Medicaid is the only public benefit program that pays for long-term nursing home care. Medicare and private health insurance don’t. But in order for Medicaid to pay you’ve got to be broke. Worse yet, if you’re married, your spouse, referred to as a “community spouse” must also be broke – almost. Spouses may keep a modest “Community Spouse Resource Allowance”. In 2023, the maximum “CSRA” in Pennsylvania and most states is $148, 620. But the amount can be much lower. Some notable safe harbors do exist, however. The principal residence, within specified limits, and the IRA, 401(k) or other qualified retirement plan of the “community spouse” remain untouched.
What about Income?
Fortunately, the news is better as regards a spouse’s income. Not only does the income remain untouched, but it can sometimes be increased, provided it is below a specified minimum and also depending upon the spouse’s “shelter costs”. The rules are quite complicated and sometimes allow for an administratively determined increase that exceeds the stated maximum. That maximum spousal monthly maintenance needs allowance, in Pennsylvania, is $2,289.
But in the grand scheme of things, spouses cannot take too much solace. Their increased income, assuming they qualify, comes from that of the institutionalized spouse. Nursing home residents, as a condition of receiving Medicaid benefits, must, with certain exceptions, first pay over their income to the facility. The government makes up the difference.
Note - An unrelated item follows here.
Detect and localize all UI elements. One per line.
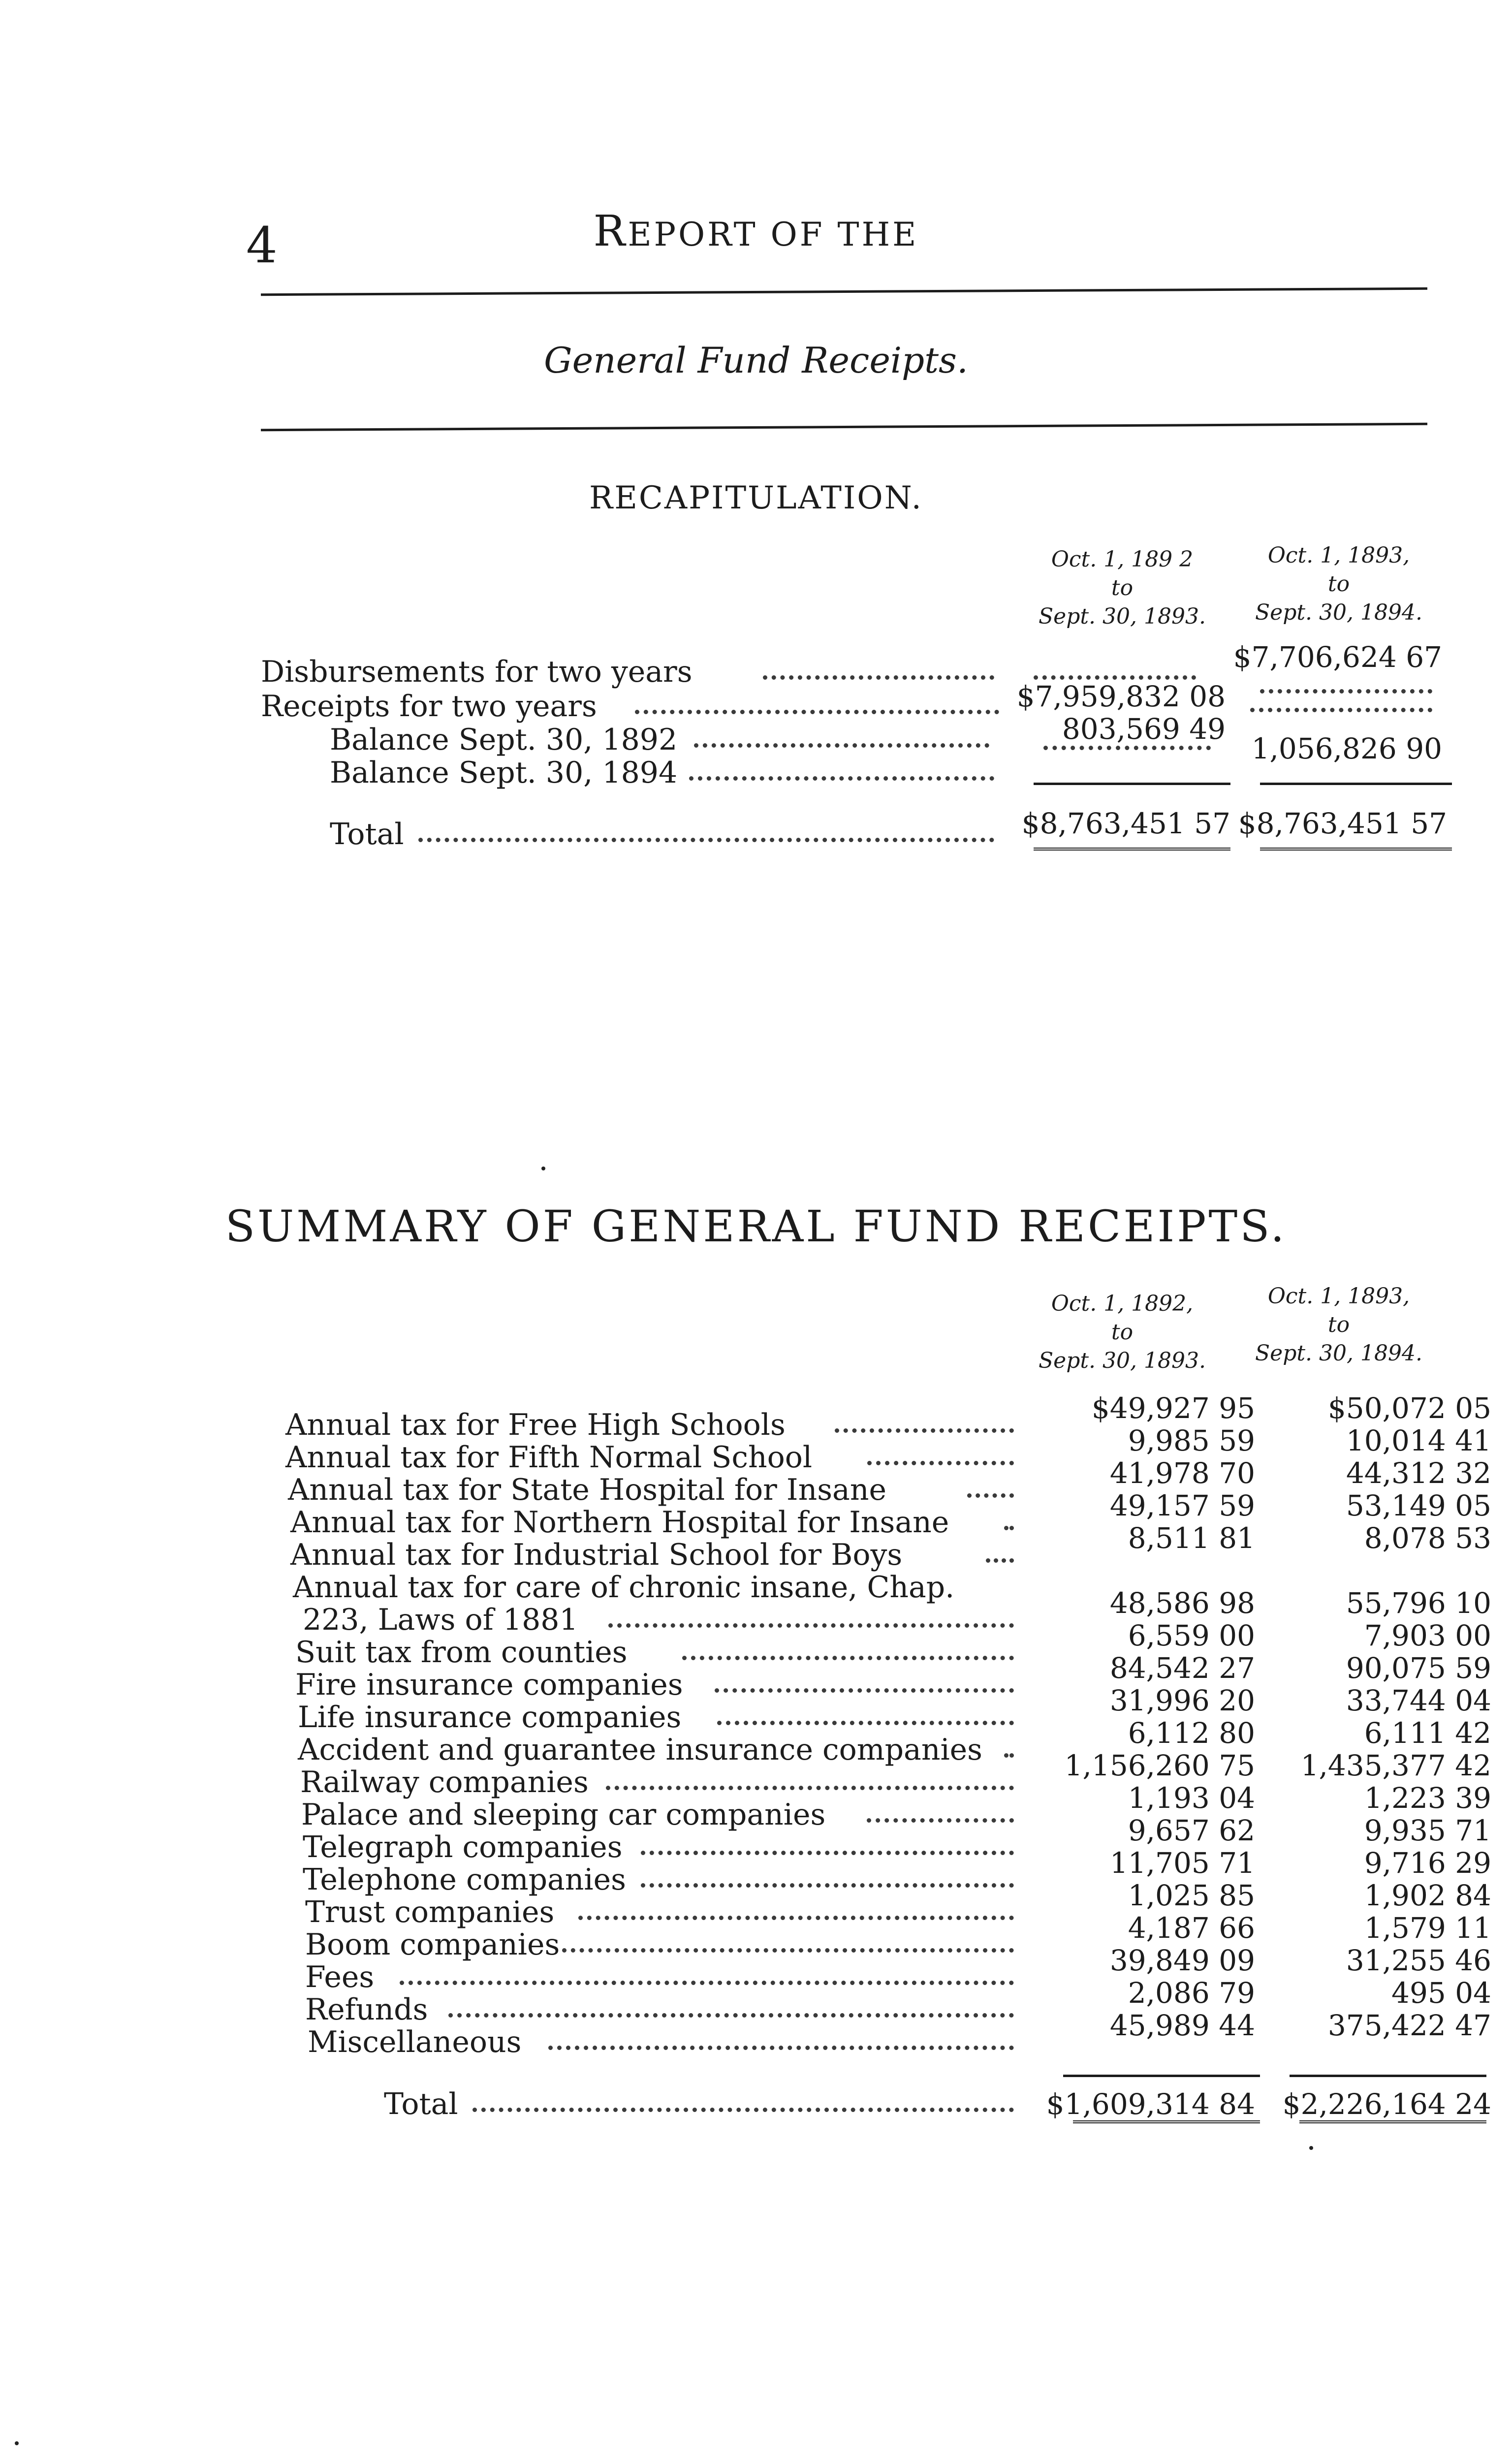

Consequently, the “community spouse” not only has fewer assets, but almost always suffers a sharp cut in household income.
The severe financial consequences that befall the spouse of a nursing home resident can be substantially offset with proper planning. For example, in many cases, excess at-risk assets, instead of being paid over to the nursing home, can be protected for the community spouse via use of a Medicaid-compliant single premium immediate annuity. This measure converts non-exempt countable assets into an exempt income stream payable to the community spouse and generally achieves immediate Medicaid eligibility for the institutionalized spouse. Be mindful that Medicaid planning requires specialized knowledge and experience. Very few estate planning attorneys have the requisite expertise.